There are some moments in life that are so traumatic that it not only makes you suffer due to the loss of something cherished, but also because it shatters your whole concept of reality. That’s exactly how I felt when I came home on April 28, 2018 and my wife said to me, “I can’t do this,” two days before a scheduled embryo transfer. I was losing my spouse and, at 39 years old, I also knew I was losing the family I wanted to build.
However, the thing that made reality snap for me was the manner in which my wife did it. She didn’t apologize and had totally emotionally detached from me overnight. This was a side of her I didn’t even think she was capable of as she had always been so warm and loving. I couldn’t reconcile how I didn’t see any signs that she had this in her. I thought being a born and raised New Yorker had given me special intuition about people, but I was wrong. I could no longer trust myself or anyone else.
I do not know how I made it through each day during that time. Nothing tied me to this world anymore and nothing brought me joy, not even skiing. However, one day I was online and an ad popped up for PowderQuest’s Women’s Backcountry Ski Camp. As I was reading the ad I saw three words that stood out: no experience necessary. I wanted to get into backcountry skiing while I was married and even got a touring setup just in case, but my wife wanted to stay on the resorts so I put that aside. Something in me knew this was the universe throwing me a lifeline, so I took it.
I spent the remaining months watching YouTube videos on ski touring and learning how to use my equipment. I know it said no experience necessary, but I don’t like being totally unprepared. In August of that year, I went on my first backcountry tour in Chile where I met the most supportive women in the world and managed to smile and laugh for the first time in months.
Ski touring is a lot of physical work, but I had so much negative energy to move out that I knew I needed to keep doing it even after the tour was over. I started hiking all the Catskill high peaks to prepare myself for navigating in the woods by myself (my ex used to be the navigator on our hikes). During the winter, I’d get up before dawn to skin up the resorts and eventually tried skiing Hunter and Bearpen (the two most ski friendly Catskills high peaks).
As I was hiking, I kept having this persistent thought, “Wouldn’t it be cool if I could ski all these too,” but the terrain just seemed wildly beyond my ability level. There were ledges, cliffs, tight trees, talus fields, rocks, and every obstacle you could imagine. There just seemed no way to control speed and so many challenges to figure out. However, the thought persisted until one day I said to myself, “Let me just see how far I can get.”
Coincidentally, I started on January 18, 2021, the day that would have been my wedding anniversary. I still needed to hike Balsam for my initial Catskill 3500 Club hiking patch, so I decided to do it on skis since there was snow on the ground. When I first started this project, I thought skiing had to look a specific romanticized way in order to be considered skiing. You had to be making beautiful turns all the way down, but that ideal image clashed with the reality of the rugged Catskills terrain.
I found myself on barely covered rocks and ledges to the point where it was a bit ridiculous. The trails were also so narrow and made hairpin turns. I would often just crash into trees as a way of stopping. My initial tours took so much longer than they should have because I was constantly transitioning from uphill to downhill mode and putting on boot crampons at times too.

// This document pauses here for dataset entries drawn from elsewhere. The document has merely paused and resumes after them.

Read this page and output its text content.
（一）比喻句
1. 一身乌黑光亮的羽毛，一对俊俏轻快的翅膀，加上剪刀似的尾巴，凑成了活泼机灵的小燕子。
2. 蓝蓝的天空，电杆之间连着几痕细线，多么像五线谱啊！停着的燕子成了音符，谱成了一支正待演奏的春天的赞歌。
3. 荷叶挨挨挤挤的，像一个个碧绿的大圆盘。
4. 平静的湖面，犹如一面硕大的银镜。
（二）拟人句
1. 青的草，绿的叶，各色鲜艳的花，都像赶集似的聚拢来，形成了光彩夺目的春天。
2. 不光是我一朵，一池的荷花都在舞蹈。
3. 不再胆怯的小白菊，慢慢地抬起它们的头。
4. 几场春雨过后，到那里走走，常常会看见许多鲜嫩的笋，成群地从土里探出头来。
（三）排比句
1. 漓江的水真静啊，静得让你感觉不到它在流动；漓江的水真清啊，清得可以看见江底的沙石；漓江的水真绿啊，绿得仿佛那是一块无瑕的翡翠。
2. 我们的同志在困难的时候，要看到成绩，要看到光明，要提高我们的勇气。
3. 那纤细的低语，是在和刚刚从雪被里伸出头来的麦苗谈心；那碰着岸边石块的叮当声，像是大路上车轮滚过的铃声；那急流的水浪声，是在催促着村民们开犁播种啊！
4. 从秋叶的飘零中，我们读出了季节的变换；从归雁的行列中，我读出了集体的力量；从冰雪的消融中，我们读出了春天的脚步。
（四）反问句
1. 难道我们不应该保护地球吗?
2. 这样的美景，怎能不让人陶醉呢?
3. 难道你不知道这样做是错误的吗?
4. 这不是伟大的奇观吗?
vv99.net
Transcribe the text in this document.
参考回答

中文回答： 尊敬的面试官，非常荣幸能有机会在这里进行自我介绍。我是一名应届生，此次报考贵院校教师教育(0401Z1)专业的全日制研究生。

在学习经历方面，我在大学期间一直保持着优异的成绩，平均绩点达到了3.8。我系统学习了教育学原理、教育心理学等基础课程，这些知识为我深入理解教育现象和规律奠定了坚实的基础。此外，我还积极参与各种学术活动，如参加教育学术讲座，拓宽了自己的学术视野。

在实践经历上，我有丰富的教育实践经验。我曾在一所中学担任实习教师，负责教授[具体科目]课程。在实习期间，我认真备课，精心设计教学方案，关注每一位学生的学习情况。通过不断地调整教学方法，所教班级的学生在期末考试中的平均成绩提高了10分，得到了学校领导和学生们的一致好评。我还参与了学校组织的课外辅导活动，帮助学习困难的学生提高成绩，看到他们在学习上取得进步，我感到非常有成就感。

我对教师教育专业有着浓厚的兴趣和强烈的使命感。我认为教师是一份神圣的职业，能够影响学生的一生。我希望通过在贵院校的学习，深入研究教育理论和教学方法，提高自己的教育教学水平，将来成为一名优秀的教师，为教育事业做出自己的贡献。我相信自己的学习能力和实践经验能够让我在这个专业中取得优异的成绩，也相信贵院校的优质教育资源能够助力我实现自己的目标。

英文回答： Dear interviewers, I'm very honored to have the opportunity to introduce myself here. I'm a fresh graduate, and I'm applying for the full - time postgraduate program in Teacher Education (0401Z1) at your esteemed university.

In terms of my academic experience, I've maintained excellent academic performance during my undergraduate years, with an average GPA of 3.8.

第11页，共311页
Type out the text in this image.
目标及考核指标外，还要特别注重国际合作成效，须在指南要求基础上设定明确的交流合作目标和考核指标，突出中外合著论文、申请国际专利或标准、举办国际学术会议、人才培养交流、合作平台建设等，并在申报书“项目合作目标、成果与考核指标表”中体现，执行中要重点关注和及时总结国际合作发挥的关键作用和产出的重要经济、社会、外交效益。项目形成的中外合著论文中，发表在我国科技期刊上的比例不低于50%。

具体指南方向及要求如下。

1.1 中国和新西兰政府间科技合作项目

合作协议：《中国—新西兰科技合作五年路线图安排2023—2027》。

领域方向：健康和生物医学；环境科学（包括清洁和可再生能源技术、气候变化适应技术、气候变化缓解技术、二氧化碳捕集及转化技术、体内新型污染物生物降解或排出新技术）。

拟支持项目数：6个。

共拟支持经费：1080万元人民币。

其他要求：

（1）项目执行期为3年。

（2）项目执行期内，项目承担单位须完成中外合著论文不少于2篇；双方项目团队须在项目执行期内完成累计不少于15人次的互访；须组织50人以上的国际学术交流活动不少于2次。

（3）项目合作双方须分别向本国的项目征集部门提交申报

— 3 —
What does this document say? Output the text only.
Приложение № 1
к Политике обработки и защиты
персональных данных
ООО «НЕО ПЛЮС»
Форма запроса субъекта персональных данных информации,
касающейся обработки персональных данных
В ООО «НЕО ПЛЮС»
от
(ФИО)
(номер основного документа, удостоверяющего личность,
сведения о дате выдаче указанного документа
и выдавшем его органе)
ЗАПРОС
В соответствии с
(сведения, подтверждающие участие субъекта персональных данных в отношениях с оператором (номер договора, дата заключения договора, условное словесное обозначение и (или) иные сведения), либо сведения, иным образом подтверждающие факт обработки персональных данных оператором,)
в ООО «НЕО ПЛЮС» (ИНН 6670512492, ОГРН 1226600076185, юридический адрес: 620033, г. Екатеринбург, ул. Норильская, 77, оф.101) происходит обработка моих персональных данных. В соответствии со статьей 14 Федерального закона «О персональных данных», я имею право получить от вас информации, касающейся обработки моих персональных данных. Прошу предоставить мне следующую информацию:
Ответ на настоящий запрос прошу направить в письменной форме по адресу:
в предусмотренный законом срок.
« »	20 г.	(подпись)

Psychologically, transitioning was just demoralizing. Eventually, I figured out that if I kept my skins on when there was nowhere to turn or a series of ledges that didn’t have a safe runout that I could control my speed better and stop using trees as brakes. I was able to drop ledges with no problem after that and just keep going safely.
I’m not saying I stopped taking my skins off and making turns, but I was definitely developing techniques that allowed me to move efficiently through the mountains. I learned that there is backcountry skiing where the objective is perfect conditions and then there is backcountry skiing where the goal is to get to a location as quickly and safely as possible. In the latter scenario, skis become a form of transportation that entail applying many techniques beyond just making powder turns. That hero’s journey type of skiing is what I’m into.
With each peak conquered, my confidence returned and as my experience in the backcountry grew (both locally and worldwide) I learned to trust myself again. I’ve also gained so much more from skiing. When I was teaching remotely during Covid, those defense mechanisms that were always on high alert in the city melted away and I was able to go from being an atheist to feeling a connection with the universe. I felt all these opportunities in the ski and hiking world opened up to me. The universe replaced the loss of the family I dreamed of with a ski family who supported me just as much as any biological family would. And, I went from being a loner to having a tremendous amount of support in the Northeast ski community.
I don’t know why, but the universe wants me to ski and just keeps opening doors for me. I am someone who didn’t get serious about skiing until I was 27 and all I wanted to do was become as good as I can. I didn’t even fantasize about the way this aspect of my life would unfold, but I’ve learned that the life the universe has in store for you can be even more enriching than the desires you cling to. It always feels like you’re dying when you have to give up a dream, but the universe creates a vacuum to fill it with something that will make you a better version of yourself.